I’ve spent a lot of time recently thinking about what the great photographer Elliott Erwitt once said – “To me, photography is an art of observation. It’s about finding something interesting in an ordinary place . . . I’ve found it has little to do with the things you see and everything to do with the way you see them.” My personal journey in photography is teaching me the truth of his words not only when I pick up my camera, but more importantly as I live my life.
As with so many famous quotations, it’s easy for us to read Erwitt’s words and see their value. But it’s the actual ability to see the ordinary in a special way that can challenge us for a lifetime. Even when we see it once or in a particular place, we may completely miss it the next time.

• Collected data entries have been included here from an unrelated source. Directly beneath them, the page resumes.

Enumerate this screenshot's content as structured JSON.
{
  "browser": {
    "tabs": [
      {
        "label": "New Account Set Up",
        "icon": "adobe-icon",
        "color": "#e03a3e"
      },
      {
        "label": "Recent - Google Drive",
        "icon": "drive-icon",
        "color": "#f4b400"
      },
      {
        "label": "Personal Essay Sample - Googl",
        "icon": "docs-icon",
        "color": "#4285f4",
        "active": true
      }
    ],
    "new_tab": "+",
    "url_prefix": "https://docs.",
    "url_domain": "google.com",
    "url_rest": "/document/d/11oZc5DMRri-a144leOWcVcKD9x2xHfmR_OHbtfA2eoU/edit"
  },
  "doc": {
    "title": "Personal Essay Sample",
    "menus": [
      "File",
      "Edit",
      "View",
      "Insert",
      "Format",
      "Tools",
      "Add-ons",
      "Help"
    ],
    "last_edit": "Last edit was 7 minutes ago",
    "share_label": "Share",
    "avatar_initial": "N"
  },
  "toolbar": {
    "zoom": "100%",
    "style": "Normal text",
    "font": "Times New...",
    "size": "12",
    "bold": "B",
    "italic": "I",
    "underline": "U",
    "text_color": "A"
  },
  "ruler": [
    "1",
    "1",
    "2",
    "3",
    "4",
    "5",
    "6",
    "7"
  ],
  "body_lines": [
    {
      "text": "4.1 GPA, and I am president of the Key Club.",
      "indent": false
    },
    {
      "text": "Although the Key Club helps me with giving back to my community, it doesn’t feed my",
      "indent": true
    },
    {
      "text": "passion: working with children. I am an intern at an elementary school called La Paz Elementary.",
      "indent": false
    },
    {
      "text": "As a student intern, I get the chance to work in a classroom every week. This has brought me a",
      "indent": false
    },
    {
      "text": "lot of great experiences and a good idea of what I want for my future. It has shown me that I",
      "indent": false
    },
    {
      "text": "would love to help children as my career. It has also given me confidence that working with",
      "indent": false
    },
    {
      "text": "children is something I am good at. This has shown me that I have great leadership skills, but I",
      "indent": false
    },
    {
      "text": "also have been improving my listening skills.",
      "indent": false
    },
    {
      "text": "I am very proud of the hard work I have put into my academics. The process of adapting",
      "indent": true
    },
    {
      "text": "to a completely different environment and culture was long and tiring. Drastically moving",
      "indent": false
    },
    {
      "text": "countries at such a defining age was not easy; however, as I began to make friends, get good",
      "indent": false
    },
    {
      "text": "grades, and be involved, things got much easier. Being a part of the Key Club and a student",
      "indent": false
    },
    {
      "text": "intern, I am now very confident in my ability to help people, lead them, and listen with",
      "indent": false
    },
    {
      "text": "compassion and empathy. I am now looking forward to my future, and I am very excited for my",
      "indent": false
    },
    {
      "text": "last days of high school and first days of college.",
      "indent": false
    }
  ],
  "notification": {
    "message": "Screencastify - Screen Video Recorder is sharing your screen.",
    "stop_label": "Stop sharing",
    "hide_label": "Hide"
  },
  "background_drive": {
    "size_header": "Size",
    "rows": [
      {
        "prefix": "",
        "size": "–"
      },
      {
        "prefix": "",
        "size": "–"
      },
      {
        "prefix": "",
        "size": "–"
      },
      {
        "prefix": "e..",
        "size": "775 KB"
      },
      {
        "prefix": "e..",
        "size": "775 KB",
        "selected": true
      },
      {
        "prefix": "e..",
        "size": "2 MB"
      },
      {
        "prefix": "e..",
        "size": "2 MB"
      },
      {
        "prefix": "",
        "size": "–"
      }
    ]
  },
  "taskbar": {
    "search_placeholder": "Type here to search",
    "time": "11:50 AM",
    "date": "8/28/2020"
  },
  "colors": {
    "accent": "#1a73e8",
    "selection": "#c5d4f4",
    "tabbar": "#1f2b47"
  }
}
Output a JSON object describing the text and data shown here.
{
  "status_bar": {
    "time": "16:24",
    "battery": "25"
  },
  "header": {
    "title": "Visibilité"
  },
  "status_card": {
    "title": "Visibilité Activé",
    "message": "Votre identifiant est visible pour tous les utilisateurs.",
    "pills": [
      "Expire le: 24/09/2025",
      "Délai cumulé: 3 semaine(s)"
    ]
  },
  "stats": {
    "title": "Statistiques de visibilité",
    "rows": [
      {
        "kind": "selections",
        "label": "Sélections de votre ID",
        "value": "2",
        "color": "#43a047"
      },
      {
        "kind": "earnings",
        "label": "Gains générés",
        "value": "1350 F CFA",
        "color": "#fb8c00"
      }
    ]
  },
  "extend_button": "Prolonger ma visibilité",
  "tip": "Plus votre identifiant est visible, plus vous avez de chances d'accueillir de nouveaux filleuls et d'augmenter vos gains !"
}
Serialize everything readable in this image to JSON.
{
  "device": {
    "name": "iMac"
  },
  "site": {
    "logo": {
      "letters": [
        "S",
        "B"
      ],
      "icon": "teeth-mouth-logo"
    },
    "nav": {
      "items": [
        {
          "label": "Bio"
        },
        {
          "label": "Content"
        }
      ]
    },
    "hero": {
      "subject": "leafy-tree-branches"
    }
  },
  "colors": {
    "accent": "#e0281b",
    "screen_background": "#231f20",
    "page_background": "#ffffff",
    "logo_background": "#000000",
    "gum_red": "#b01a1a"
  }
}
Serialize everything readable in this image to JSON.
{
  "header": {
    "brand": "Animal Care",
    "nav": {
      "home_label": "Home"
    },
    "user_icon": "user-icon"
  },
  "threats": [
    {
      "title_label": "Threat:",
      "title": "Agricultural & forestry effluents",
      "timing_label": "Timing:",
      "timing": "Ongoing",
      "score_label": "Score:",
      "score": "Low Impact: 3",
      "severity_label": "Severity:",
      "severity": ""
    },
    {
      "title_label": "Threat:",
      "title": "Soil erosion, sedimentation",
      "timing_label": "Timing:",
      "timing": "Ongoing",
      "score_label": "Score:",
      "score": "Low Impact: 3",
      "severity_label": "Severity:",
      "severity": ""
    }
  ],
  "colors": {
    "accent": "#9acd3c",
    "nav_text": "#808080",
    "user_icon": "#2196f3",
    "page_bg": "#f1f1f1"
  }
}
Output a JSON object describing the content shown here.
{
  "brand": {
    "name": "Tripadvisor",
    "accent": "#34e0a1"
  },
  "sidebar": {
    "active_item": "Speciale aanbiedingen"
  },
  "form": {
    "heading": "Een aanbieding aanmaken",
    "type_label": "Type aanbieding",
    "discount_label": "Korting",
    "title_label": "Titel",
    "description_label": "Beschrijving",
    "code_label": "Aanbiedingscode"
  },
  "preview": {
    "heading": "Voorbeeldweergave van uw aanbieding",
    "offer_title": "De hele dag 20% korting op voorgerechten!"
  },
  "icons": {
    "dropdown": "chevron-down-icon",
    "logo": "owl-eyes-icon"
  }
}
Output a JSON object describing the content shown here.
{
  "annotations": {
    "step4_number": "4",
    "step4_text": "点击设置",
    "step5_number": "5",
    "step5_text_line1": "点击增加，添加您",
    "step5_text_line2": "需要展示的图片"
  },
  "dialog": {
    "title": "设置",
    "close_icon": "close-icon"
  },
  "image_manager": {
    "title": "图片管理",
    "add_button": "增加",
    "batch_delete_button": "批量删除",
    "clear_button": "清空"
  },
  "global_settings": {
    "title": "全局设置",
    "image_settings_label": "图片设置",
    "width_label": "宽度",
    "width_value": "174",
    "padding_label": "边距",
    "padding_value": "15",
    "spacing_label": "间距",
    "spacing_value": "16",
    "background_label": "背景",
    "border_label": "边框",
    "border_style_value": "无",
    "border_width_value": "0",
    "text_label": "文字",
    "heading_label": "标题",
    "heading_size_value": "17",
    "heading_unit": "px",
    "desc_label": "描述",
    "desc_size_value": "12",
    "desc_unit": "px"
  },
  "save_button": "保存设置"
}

I’ve learned through my own photographic experiences that my best pictures come to me in those instances when I’ve opened my eyes to see something special in what others have ignored as ordinary.
When I examine the “great” photographs that make an undeniable and often unavoidable impression on me, I find they share a common trait. They connect me to an emotion or emotions I’ve experienced in my own life. The subjects of those photographs are often “ordinary” things, but take me back to places I’ve been or make me dream of places I hope to one day visit. Many of these amazing photographs are of ordinary people who simply had the courage to share their emotions, whatever they were, with the photographer.
Thousands of tourists walk past hundreds of cafes each day in Prague, and few ever bother to notice. But the “right” photograph of a “simple” café can ignite my taste buds, allowing me to taste a hot croissant I ate decades ago. A picture of a tram on rainy day might allow me to once again enjoy that wonderful and unique smell of ancient cobblestones when they’re wet. Great photographs accomplish these amazing, nostalgic feats in ways words cannot.
If my observations are correct, my desire to capture these moments on film requires of me something greater than any technical competency I could ever achieve with a camera. I must live. How can I seek and take that photograph of a café if I have never sat for a moment and feasted on a hot croissant, fresh from the oven? If I rush to and from work each day, will I ever notice the smell of rain on old cobblestones? How can I ever photograph the majesty and grandeur of the Prague Castle in a way that will impact others if I have not stood in awe at sunset and simply watched as the sky fades and the lights illuminate her? How will I ever take a great portrait of another human if I don’t stop, talk to them, and dare to share my emotions? I think Erwitt was right – it has little to do with what I see, but how I see it.